Children need more than books to flourish at school. De-worming may be one of the most cost-effective ways to increase school participation in Africa.
More than 30-million primary and lower-secondary school-age children with disabilities in developing countries are out of school, according to an estimate in a 2016 Education Commission report.
Many of them aren’t able to attend because of common health problems, such as worm infections, visual impairment and poor nutrition. For example, research shows that refractive error — the need for glasses — affects one out of every 10 schoolchildren in developing countries, limiting their opportunities in school.
Like refractive error, intestinal worms, scientifically known as soil-transmitted helminths, make it hard for pupils to achieve their potential.
These parasites are a leading cause of stunted growth in children, according to a 2015 progress report by the London Declaration on Neglected Tropical Diseases.
Infections with these parasites can also exacerbate malnutrition, lead to anaemia, impaired intellectual development and increased susceptibility to other infectious diseases. Stunting is associated with reduced school participation and achievement, and research shows that it can reduce income in adulthood by as much as 22%.
More than 876-million school-age children are at a high risk of being infected with intestinal worms because they live in contaminated areas, according to the London Declaration’s progress report.
Children affected by such common health ailments either never start school or risk dropping out. If they do attend school, they find it much more difficult to learn because they can’t read the text books, they’re hungry and exhausted, or because they are in pain.
Solving intestinal worms and refractive error is relatively cheap and can drastically improve educational outcomes for children.
Deworming is one of the most cost- effective ways to increase school participation. For just $0.50 a child a year, school-based deworming can reduce both the rate of infection and school absenteeism by a quarter, according to research presented to an evidence-based education conference in Ghana in 2012.
Properly fitted glasses cost less than $5 a pair and can make the difference between a child absorbing information on the blackboard or missing out on lessons entirely.
But children are going to miss out as long as we continue to expect common health problems to be spotted and tackled by a separate, siloed health system.

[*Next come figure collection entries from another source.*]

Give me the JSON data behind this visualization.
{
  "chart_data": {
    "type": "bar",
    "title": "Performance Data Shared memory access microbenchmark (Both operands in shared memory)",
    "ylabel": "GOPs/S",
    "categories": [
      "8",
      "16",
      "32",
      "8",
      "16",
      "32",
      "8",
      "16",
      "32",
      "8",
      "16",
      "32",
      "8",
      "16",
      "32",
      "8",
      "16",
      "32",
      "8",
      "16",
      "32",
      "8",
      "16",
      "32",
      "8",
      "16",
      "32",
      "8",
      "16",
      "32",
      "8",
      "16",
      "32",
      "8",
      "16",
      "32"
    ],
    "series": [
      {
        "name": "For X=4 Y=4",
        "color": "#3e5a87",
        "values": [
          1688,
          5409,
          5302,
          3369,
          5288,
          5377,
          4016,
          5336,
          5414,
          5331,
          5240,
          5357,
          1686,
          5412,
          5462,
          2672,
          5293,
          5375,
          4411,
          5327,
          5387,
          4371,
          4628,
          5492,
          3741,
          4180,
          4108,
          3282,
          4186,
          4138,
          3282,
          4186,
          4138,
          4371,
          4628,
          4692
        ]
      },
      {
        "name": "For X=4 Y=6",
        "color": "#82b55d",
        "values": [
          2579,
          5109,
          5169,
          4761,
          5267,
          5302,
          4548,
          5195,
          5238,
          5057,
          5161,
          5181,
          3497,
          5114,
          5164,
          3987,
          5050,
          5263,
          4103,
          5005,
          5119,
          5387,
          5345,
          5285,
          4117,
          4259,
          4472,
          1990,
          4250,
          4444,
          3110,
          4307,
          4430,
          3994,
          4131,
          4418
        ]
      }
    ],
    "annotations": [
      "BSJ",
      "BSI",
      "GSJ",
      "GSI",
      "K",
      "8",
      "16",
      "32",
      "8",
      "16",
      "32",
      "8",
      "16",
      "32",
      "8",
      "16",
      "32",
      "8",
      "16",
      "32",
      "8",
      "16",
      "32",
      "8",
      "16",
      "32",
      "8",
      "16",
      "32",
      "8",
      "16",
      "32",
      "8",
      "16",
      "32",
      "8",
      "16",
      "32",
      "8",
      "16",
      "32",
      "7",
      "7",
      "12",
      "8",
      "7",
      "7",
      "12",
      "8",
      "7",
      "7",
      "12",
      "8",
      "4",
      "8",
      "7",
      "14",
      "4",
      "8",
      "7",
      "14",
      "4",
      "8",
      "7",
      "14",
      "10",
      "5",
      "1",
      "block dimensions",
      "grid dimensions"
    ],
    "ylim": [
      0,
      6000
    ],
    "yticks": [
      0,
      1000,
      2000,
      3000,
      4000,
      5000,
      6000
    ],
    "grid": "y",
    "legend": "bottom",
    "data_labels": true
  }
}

In areas where some of the poorest families are struggling to get by, getting access to basic healthcare is far from straightforward. Many families simply can’t afford to pay for healthcare or glasses, even when they do know their child has a problem.
On top of this, there is a shortage of eye doctors in low-income countries.
But we can tackle this if we make health solutions accessible by building them into educational plans and budgets from the beginning.
This hasn’t happened yet because education departments, health departments and finance ministries struggle to address huge needs with limited resources. They are unlikely to consider funding issues that might be seen as somebody else’s job.
In truth, government departments can deliver far better services by breaking out of their silos and co-operating on a child-focused approach. By training teachers to screen their pupils, instead of relying entirely on highly trained medics, we could make health systems more effective. This would save time and money and, ultimately, many more children could be reached.
At Sightsavers and Partnership for Child Development (PCD), we have tested this theory by working with governments to produce health solutions through schools in Cambodia, Senegal, Ethiopia and Ghana. From this October to November, teachers around Africa are screening more than 30 000 children for glasses in pilot projects and we expect to provide health solutions to more than 40 000 children worldwide.
This pilot project is designed to reach hundreds of thousands more children. It will provide a much-needed blueprint for governments to increase this kind of programme.
We are already finding that very simple things can make our approach more effective. For example, training teachers for just two days during the summer holidays minimises term-time disruptions and means we can cover eye screening and deworming.
Teachers and trainers have responded well to this and the timing means future training could more easily be combined with summer holiday refresher courses or teacher college curriculums.
This kind of important consideration was made more effective by involving ministries of education and health right from the beginning during the early planning stages. It’s vital that these governments are able to own and drive the process forward.
In the case of Cambodia, where the initiative began, the ministry of education is far enough along that Sightsavers, the PCD and other partners now only play supportive roles. We’re seeing progress also in Ghana, Ethiopia and Senegal as ministries begin to lead the way in implementing school health themselves.
We need large funding bodies to step up to the challenge and offer the right support to committed governments to plug the inevitable gaps in funding — as the World Bank and the Global Partnership of Education have done for this pilot scheme.
Improving and investing in education systems will not be enough to get all children into school and learning unless it is also combined with health interventions. Quality education can only be achieved when we start seeing the solution in a holistic way, as a jigsaw of factors that must all come together.
Imran Khan is the chief global technical lead of Sightsavers, a charity that works in more than 30 developing countries to prevent blindness, restore sight and advocate the equal rights of people with disabilities.